Save the Children said it had spoken to displaced families who described "horrifying scenes" of murder, including mothers whose young sons were killed. In one case, the woman hid, helpless, with her three other children as her 12-year-old was murdered nearby.
"We tried to escape to the woods, but they took my eldest son and beheaded him," the 28-year-old, who Save the Children called Elsa, is quoted as saying.
"We couldn't do anything because we would be killed too."
Another mother, a 29-year-old Save the Children calls Amelia, said her son was just 11 when he was killed by armed men.
Mozambique's northern-most province of Cabo Delgado has since 2017 been home to a festering insurgency, linked to Islamic State (Isis), that has escalated dramatically in the past year.
While beheadings have always been a hallmark of the attacks, throughout 2020 the insurgents began regularly engaging the military to capture and hold key towns. Brutality also continued, with mass killings including the murder of about 52 people at once in the village of Xitaxi in April.
Altogether almost 2,700 people on all sides have died in the violence, according to the Armed Conflict Location and Event Data Project, a consultancy that tracks political violence. Almost 670,000 people have been displaced, Save the Children said.

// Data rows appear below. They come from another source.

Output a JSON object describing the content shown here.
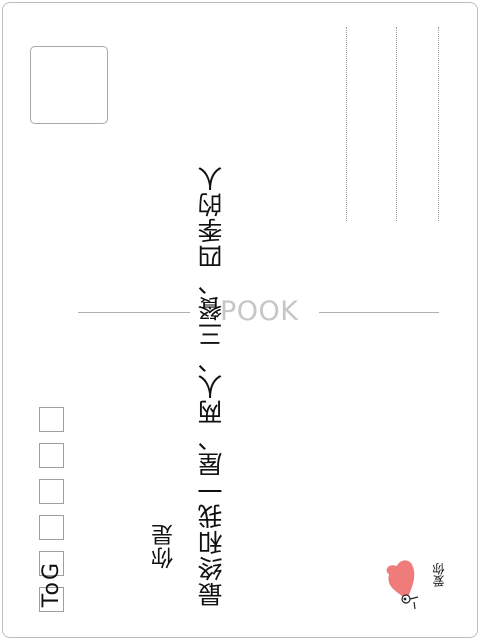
{
  "postcard": {
    "main_text": "最终和我一屋、两人、三餐、四季的人",
    "name_text": "你是",
    "to_label": "ToG",
    "watermark": "POOK",
    "love_text": "爱你"
  },
  "icons": {
    "heart": "heart-icon",
    "doodle": "doodle-figure-icon"
  },
  "colors": {
    "heart": "#f07b7b",
    "border": "#bdbdbd",
    "watermark": "#c6c6c6"
  }
}
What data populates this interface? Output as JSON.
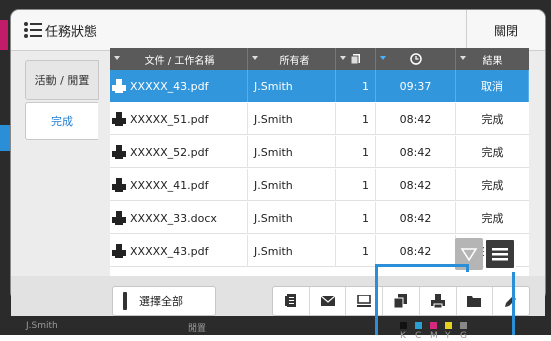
{
  "dialog": {
    "title": "任務狀態",
    "close_label": "關閉"
  },
  "tabs": [
    {
      "label": "活動 / 閒置",
      "active": false
    },
    {
      "label": "完成",
      "active": true
    }
  ],
  "table": {
    "headers": [
      "文件 / 工作名稱",
      "所有者",
      "",
      "",
      "結果"
    ],
    "rows": [
      {
        "name": "XXXXX_43.pdf",
        "owner": "J.Smith",
        "copies": "1",
        "time": "09:37",
        "result": "取消",
        "selected": true
      },
      {
        "name": "XXXXX_51.pdf",
        "owner": "J.Smith",
        "copies": "1",
        "time": "08:42",
        "result": "完成",
        "selected": false
      },
      {
        "name": "XXXXX_52.pdf",
        "owner": "J.Smith",
        "copies": "1",
        "time": "08:42",
        "result": "完成",
        "selected": false
      },
      {
        "name": "XXXXX_41.pdf",
        "owner": "J.Smith",
        "copies": "1",
        "time": "08:42",
        "result": "完成",
        "selected": false
      },
      {
        "name": "XXXXX_33.docx",
        "owner": "J.Smith",
        "copies": "1",
        "time": "08:42",
        "result": "完成",
        "selected": false
      },
      {
        "name": "XXXXX_43.pdf",
        "owner": "J.Smith",
        "copies": "1",
        "time": "08:42",
        "result": "完成",
        "selected": false
      }
    ]
  },
  "toolbar": {
    "select_all_label": "選擇全部",
    "icons": [
      "details-icon",
      "mail-icon",
      "computer-icon",
      "copy-icon",
      "print-icon",
      "folder-icon",
      "edit-icon"
    ]
  },
  "status_bar": {
    "user": "J.Smith",
    "state": "閒置",
    "ink_labels": [
      "K",
      "C",
      "M",
      "Y",
      "G"
    ]
  },
  "colors": {
    "accent": "#3296dc",
    "header_bg": "#5a5a5a",
    "callout": "#2a8fd6"
  }
}
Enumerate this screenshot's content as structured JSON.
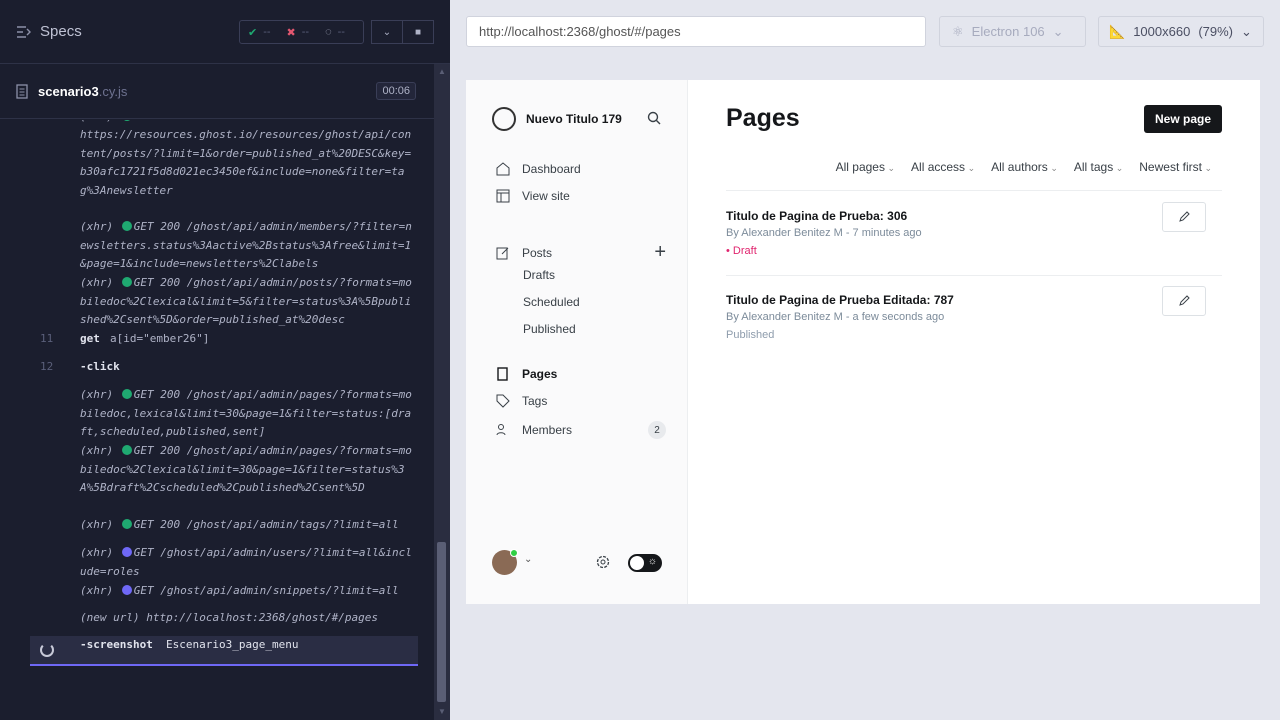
{
  "runner": {
    "title": "Specs",
    "stats": {
      "passed": "--",
      "failed": "--",
      "pending": "--"
    },
    "file": {
      "name": "scenario3",
      "ext": ".cy.js",
      "timer": "00:06"
    },
    "log": [
      {
        "kind": "text",
        "text": "https://resources.ghost.io/resources/ghost/api/content/posts/?limit=1&order=published_at%20DESC&key=b30afc1721f5d8d021ec3450ef&include=none&filter=tag%3Anewsletter"
      },
      {
        "kind": "xhr",
        "prefix": "(xhr)",
        "dot": "green",
        "text": "GET 200 /ghost/api/admin/members/?filter=newsletters.status%3Aactive%2Bstatus%3Afree&limit=1&page=1&include=newsletters%2Clabels"
      },
      {
        "kind": "xhr",
        "prefix": "(xhr)",
        "dot": "green",
        "text": "GET 200 /ghost/api/admin/posts/?formats=mobiledoc%2Clexical&limit=5&filter=status%3A%5Bpublished%2Csent%5D&order=published_at%20desc"
      },
      {
        "kind": "cmd",
        "num": "11",
        "cmd": "get",
        "arg": "a[id=\"ember26\"]"
      },
      {
        "kind": "cmd",
        "num": "12",
        "cmd": "-click",
        "arg": ""
      },
      {
        "kind": "xhr",
        "prefix": "(xhr)",
        "dot": "green",
        "text": "GET 200 /ghost/api/admin/pages/?formats=mobiledoc,lexical&limit=30&page=1&filter=status:[draft,scheduled,published,sent]"
      },
      {
        "kind": "xhr",
        "prefix": "(xhr)",
        "dot": "green",
        "text": "GET 200 /ghost/api/admin/pages/?formats=mobiledoc%2Clexical&limit=30&page=1&filter=status%3A%5Bdraft%2Cscheduled%2Cpublished%2Csent%5D"
      },
      {
        "kind": "xhr",
        "prefix": "(xhr)",
        "dot": "green",
        "text": "GET 200 /ghost/api/admin/tags/?limit=all"
      },
      {
        "kind": "xhr",
        "prefix": "(xhr)",
        "dot": "blue",
        "text": "GET /ghost/api/admin/users/?limit=all&include=roles"
      },
      {
        "kind": "xhr",
        "prefix": "(xhr)",
        "dot": "blue",
        "text": "GET /ghost/api/admin/snippets/?limit=all"
      },
      {
        "kind": "text",
        "text": "(new url)  http://localhost:2368/ghost/#/pages"
      }
    ],
    "active_cmd": "-screenshot",
    "active_arg": "Escenario3_page_menu"
  },
  "browser": {
    "url": "http://localhost:2368/ghost/#/pages",
    "name": "Electron 106",
    "viewport": "1000x660",
    "zoom": "(79%)"
  },
  "ghost": {
    "site_title": "Nuevo Titulo 179",
    "nav": {
      "dashboard": "Dashboard",
      "view_site": "View site",
      "posts": "Posts",
      "drafts": "Drafts",
      "scheduled": "Scheduled",
      "published": "Published",
      "pages": "Pages",
      "tags": "Tags",
      "members": "Members",
      "members_count": "2"
    },
    "page_title": "Pages",
    "new_button": "New page",
    "filters": [
      "All pages",
      "All access",
      "All authors",
      "All tags",
      "Newest first"
    ],
    "rows": [
      {
        "title": "Titulo de Pagina de Prueba: 306",
        "meta": "By Alexander Benitez M - 7 minutes ago",
        "status": "Draft"
      },
      {
        "title": "Titulo de Pagina de Prueba Editada: 787",
        "meta": "By Alexander Benitez M - a few seconds ago",
        "status": "Published"
      }
    ]
  }
}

The US last week declared the Mozambique group a foreign terrorist organisation over its links to Isis, saying the group reportedly pledged allegiance to it as early as 2018. Isis claimed its first attack in Cabo Delgado in June 2019.
The US embassy in Mozambique on Monday said American special forces would train Mozambican marines for two months, with the country also providing medical and communications equipment, to help Mozambique combat the insurgency.
Amnesty International found earlier in March that war crimes were being committed by all sides in the conflict, with government forces also responsible for abuses against civilians – a charge the government has denied.
Chance Briggs, Save the Children's country director in Mozambique, said reports of attacks on children "sicken us to our core".
"The violence has to stop and displaced families need to be supported as they find their bearings and recover from trauma," Briggs added.